Farthest point from the line between those two corners (a bit more math intensitive) will give you a third corner. I'd use distance from center as a tie breaker.
For finding the 4th corner, it'll be the point outside the triangle formed by the first 3 corners you found, farthest from the nearest line between those corners.
This is a very time consuming way to do it, and I've never tried it, but it ought to work.
You could try to use a scanline algorithm - For every line of the polygon (so y = min(y)..max(y)), get l = min(x) and r = max(x). Calculate the left/right slope (deltax) and compare it with the slope the line before. If it changed (use some tolerance here), you are at a corner of the rectangle (or close to it). That won't work for all cases, as the slope can't be that exact because of low resolution, but for large rectangles and slopes not too similar, this should work.
At least, it works well for your example:
X0000000000X l = 0, r = 11
.00000000000 l = 1, r = 11, deltaxl = 1, deltaxr = 0
..X000000000 l = 2, r = 11, deltaxl = 1, deltaxr = 0
.....0000000 l = 5, r = 11, deltaxl = 3, deltaxr = 0
........0000 l = 8, r = 11, deltaxl = 3, deltaxr = 0
...........X l = 11, r = 11, deltaxl = 3, deltaxr = 0
You start with the top of the rectangle where you get two different values for l and r, so you already have two of the corners. On the left side, for the first three lines you'll get deltax = 1, but after it, you'll get deltax = 3, so there is a corner at (3, 3). On the right side, nothing changes, deltax = 0, so you only get the point at the end.
Note that you're "collecting" corners here, so if you don't have 4 corners at the end, the slopes were too similar (or you have a picture of a triangle) and you can switch to a different (more exact) algorithm or just give an error. The same if you have more than 4 corners or some other strange things like holes in the rectangle. It seems some kind of image detection is involved, so these cases can occur, right?
There are cases in which a simple deltax = (x - lastx) won't work good, see this example for the left side of a rectangle:
xxxxxx
xxxxx deltax = 1 dy/dx = 1/1 = 1
xxxxx deltax = 0 dy/dx = 2/1 = 2
xxxx deltax = 1 dy/dx = 3/2 = 1.5
xxxx deltax = 0 dy/dx = 4/2 = 2
xxx deltax = 1 dy/dx = 5/3 = 1.66
Sometimes deltax is 0, sometimes is 1. It's better to use the slope of the line from the actual point to the top left/right point (deltay / deltax). Using it, you'll still have to stick with a tolerance, but your values will get more exact with each new line.

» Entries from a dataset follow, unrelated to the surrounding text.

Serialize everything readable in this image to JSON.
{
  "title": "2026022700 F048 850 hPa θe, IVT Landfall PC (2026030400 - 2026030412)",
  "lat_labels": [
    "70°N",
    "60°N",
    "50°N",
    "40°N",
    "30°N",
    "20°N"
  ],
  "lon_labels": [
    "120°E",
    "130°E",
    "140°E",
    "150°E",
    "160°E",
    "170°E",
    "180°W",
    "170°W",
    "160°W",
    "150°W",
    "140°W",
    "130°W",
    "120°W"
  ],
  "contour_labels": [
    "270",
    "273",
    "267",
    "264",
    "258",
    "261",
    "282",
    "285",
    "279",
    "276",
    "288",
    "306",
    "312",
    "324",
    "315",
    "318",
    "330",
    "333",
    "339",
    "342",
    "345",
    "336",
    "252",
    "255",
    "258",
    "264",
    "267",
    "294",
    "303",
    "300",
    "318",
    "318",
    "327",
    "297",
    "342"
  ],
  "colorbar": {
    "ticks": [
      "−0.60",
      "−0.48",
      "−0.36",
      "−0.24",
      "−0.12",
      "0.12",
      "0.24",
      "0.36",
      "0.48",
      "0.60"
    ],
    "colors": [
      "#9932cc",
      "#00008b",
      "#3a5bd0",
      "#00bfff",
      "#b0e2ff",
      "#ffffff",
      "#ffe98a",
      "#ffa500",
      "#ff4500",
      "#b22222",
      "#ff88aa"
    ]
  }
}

You could use a hough transform to find the 4 most prominent lines in the masked image. These lines will be the sides of the quadrangle.

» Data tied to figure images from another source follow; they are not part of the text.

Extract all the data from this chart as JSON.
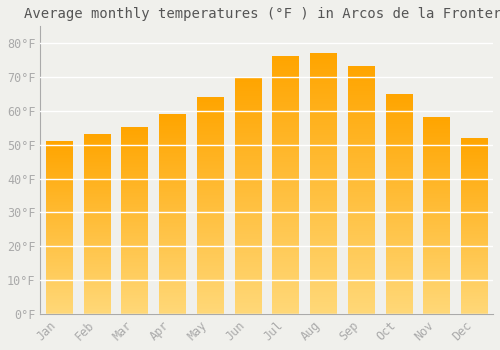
{
  "title": "Average monthly temperatures (°F ) in Arcos de la Frontera",
  "months": [
    "Jan",
    "Feb",
    "Mar",
    "Apr",
    "May",
    "Jun",
    "Jul",
    "Aug",
    "Sep",
    "Oct",
    "Nov",
    "Dec"
  ],
  "values": [
    51,
    53,
    55,
    59,
    64,
    70,
    76,
    77,
    73,
    65,
    58,
    52
  ],
  "bar_color_top": "#FFA500",
  "bar_color_bottom": "#FFD878",
  "ylim": [
    0,
    85
  ],
  "yticks": [
    0,
    10,
    20,
    30,
    40,
    50,
    60,
    70,
    80
  ],
  "ytick_labels": [
    "0°F",
    "10°F",
    "20°F",
    "30°F",
    "40°F",
    "50°F",
    "60°F",
    "70°F",
    "80°F"
  ],
  "background_color": "#F0F0EC",
  "grid_color": "#FFFFFF",
  "title_fontsize": 10,
  "tick_fontsize": 8.5,
  "tick_color": "#AAAAAA",
  "title_color": "#555555",
  "font_family": "monospace",
  "bar_width": 0.7
}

The lines will intersect in up to 6 points, which are the 4 corners and the 2 perspective vanishing points.
These are easy to distinguish: pick any point inside the quadrangle, and check if the line from this point to each of the 6 intersection points intersects any of the lines. If not, then that intersection point is a corner.
This has the advantage that it works well even for noisy or partially obstructed images, or if your segmentation is not exact.
en.wikipedia.org/wiki/Hough_transform
Example CImg Code
I would be very interested in your results. I have been thinking about writing something like this myself, to correct photos of paper sheets taken at an angle. I am currently struggling to think of a way to correct the perspective if the 4 points are known
p.s.
Also check out
Zhengyou Zhang , Li-Wei He, "Whiteboard scanning and image enhancement"
http://research.microsoft.com/en-us/um/people/zhang/papers/tr03-39.pdf
for a more advanced solution for quadrangle detection
I have asked a related question, which tries to solve the perspective transform:
proportions of a perspective-deformed rectangle
This looks like a convex hull problem.
http://en.wikipedia.org/wiki/Convex_hull
Your problem is simpler but the same solution should work.